Wie die ABDA, rechnet auch die Bundesärztekammer (BÄK) mit einer Verunsicherung der Patientinnen und Patienten durch den Eingriff in die bestehende Behandlungsbeziehung. Auch die Ärztinnen und Ärzte würden verunsichert. Darüber hinaus stelle sich die Frage, warum es eine Überprüfung der Arzneimitteltherapiesicherheit in den Händen der Kassen geben solle. Die BÄK begründet dies damit, dass es mit dem geplanten Digital-Gesetz eine individuelle Medikationsliste in der elektronischen Patientenakte (EPA) geben soll. »Es liegt dann also ein vollständiger Überblick der aktuellen und zurückliegenden Medikationen vor und somit eine valide Grundlage für eine Arzneimitteltherapiesicherheitsprüfung durch behandelnde Ärztinnen und Ärzte. Eine parallele AMTS durch die Krankenkassen ist nicht erforderlich«, heißt es in der Stellungnahme. Die Bundespsychotherapeutenkammer (BPtK) lehnt die Pläne ebenfalls mit der Begründung ab, dies stelle einen massiven Eingriff in den heilkundlichen Kompetenzbereich von Psychotherapeuten und Ärzten dar.
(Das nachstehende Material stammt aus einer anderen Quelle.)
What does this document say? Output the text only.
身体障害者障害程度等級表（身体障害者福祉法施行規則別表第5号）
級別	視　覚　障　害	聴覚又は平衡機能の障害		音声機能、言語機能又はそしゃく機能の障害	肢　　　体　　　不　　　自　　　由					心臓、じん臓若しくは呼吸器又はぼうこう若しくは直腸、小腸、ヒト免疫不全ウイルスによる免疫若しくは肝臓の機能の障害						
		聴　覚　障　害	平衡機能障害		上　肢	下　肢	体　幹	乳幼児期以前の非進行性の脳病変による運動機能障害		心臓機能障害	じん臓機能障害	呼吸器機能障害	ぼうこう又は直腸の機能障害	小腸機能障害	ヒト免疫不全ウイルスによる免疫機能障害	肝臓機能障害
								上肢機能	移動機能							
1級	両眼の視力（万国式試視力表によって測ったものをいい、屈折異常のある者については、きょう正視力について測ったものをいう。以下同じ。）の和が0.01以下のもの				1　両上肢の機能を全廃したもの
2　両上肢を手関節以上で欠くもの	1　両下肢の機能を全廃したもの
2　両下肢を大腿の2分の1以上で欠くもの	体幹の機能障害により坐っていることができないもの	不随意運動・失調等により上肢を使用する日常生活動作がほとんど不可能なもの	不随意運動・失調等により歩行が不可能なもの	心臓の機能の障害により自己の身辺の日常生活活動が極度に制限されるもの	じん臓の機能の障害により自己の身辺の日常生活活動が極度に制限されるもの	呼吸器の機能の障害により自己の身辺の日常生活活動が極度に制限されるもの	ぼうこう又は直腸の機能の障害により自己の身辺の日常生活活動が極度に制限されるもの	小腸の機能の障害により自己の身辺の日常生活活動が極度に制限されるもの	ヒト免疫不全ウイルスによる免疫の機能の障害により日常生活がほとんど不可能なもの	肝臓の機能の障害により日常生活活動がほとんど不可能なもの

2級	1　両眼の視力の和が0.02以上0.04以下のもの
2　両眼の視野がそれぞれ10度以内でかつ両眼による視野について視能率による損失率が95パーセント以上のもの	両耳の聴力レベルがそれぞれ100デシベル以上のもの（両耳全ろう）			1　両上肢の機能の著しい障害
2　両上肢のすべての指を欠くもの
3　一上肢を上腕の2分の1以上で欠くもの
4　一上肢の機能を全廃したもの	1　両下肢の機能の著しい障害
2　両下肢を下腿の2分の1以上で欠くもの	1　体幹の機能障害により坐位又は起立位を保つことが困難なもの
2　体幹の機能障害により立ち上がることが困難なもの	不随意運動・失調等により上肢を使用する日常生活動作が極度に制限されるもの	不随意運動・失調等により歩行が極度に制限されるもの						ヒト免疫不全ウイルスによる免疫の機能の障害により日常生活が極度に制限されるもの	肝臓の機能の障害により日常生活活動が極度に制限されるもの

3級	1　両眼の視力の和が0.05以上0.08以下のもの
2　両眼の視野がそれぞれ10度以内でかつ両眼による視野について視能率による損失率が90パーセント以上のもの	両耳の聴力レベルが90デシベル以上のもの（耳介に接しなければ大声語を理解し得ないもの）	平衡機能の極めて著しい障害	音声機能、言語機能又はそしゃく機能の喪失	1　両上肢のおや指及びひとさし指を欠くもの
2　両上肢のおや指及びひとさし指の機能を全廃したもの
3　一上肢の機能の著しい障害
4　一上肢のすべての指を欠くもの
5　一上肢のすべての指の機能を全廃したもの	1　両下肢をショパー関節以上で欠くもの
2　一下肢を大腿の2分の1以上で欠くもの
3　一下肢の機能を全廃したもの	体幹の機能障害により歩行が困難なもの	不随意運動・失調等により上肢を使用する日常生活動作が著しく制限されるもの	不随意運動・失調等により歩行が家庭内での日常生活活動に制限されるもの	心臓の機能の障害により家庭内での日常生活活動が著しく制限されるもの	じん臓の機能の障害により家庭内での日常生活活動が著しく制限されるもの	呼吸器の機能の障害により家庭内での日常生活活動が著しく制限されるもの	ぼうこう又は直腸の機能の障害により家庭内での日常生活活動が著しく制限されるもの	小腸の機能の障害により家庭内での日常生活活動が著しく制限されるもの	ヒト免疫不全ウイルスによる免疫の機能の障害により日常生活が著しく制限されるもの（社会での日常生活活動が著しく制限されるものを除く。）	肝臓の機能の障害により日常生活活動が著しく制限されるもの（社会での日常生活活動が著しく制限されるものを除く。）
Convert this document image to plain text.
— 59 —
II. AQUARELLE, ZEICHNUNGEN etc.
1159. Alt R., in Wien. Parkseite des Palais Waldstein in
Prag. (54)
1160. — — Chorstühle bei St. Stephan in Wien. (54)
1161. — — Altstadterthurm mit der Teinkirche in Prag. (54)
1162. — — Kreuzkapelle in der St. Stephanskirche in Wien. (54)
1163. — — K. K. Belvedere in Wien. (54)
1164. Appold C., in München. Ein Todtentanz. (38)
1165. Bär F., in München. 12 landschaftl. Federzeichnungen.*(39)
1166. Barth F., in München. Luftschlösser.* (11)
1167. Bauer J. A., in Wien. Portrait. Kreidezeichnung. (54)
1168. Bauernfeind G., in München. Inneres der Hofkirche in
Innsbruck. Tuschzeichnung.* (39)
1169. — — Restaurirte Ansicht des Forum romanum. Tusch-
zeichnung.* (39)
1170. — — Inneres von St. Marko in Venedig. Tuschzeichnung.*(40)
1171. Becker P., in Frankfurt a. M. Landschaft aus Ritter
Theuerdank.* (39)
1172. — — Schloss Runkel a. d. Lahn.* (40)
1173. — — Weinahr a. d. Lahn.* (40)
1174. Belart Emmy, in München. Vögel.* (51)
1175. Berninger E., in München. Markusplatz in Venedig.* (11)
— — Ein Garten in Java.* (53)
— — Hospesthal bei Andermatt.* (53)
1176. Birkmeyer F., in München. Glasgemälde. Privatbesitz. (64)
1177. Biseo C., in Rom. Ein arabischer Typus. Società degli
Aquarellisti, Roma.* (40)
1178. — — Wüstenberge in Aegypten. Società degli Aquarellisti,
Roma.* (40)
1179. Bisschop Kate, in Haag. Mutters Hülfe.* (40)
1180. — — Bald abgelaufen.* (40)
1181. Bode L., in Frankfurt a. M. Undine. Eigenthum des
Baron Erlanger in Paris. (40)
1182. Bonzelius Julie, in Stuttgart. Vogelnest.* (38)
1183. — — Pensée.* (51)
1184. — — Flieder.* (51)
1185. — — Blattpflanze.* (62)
Doch auch bei Patienten- und Wohlfahrtsverbänden stoßen die Pläne auf Ablehnung. Die Bundesarbeitsgemeinschaft Selbsthilfe von Menschen mit Behinderung, chronischer Erkrankung und ihren Angehörigen (BAG Selbsthilfe) wehrt sich laut ihrer Stellungnahme »mit allem Nachdruck« gegen die geplante Auswertung von Versichertendaten. Sie befürchtet, dass Krankenkassen die neuen Möglichkeiten nutzen könnten, um Patientinnen und Patienten mit teuren und gleichzeitig risikoreichen Therapien – möglicherweise auch telefonisch – unter Druck zu setzen. Das ließen »Erkenntnisse aus der Vergangenheit zum Krankengeldmanagement leider befürchten«, heißt es. Die Caritas betont, dass insbesondere Informationen über Gesundheitsgefährdungen bei der Einnahme von Arzneimitteln der ärztlichen Versorgung vorbehalten bleiben müssten. Denn bei der Information über mögliche unerwünschte Arzneimittelwirkungen könne ein abruptes Absetzen lebensnotwendiger Medikamente erheblichen Schaden anrichten.
Hingegen hält der GKV-Spitzenverband die geplanten Auswertungs- und Beratungsbefugnisse für »lange überfällig«. Anders als die jeweiligen Leistungserbringer könnten die Kassen die notwendige Infrastruktur vorhalten, um Daten auszuwerten. Die Verbände der gesetzlichen Krankenversicherung (GKV) begrüßen in einer gemeinsamen Stellungnahme, dass sie künftig die Möglichkeit erhalten sollen, auf Basis von Abrechnungsdaten Ansatzpunkte zu finden, um den Gesundheitsschutz und die Versorgung ihrer Versicherten zu optimieren. Sie sehen dies nicht als Eingriff in die ärztliche Verantwortung für die Behandlung an. Vielmehr erhöhe das Gesetz die Chancen, dass Patienten im Bedarfsfall ärztliche Behandlung auch in Anspruch nehmen. Über die Therapie entschieden weiterhin die Ärzte, heißt es.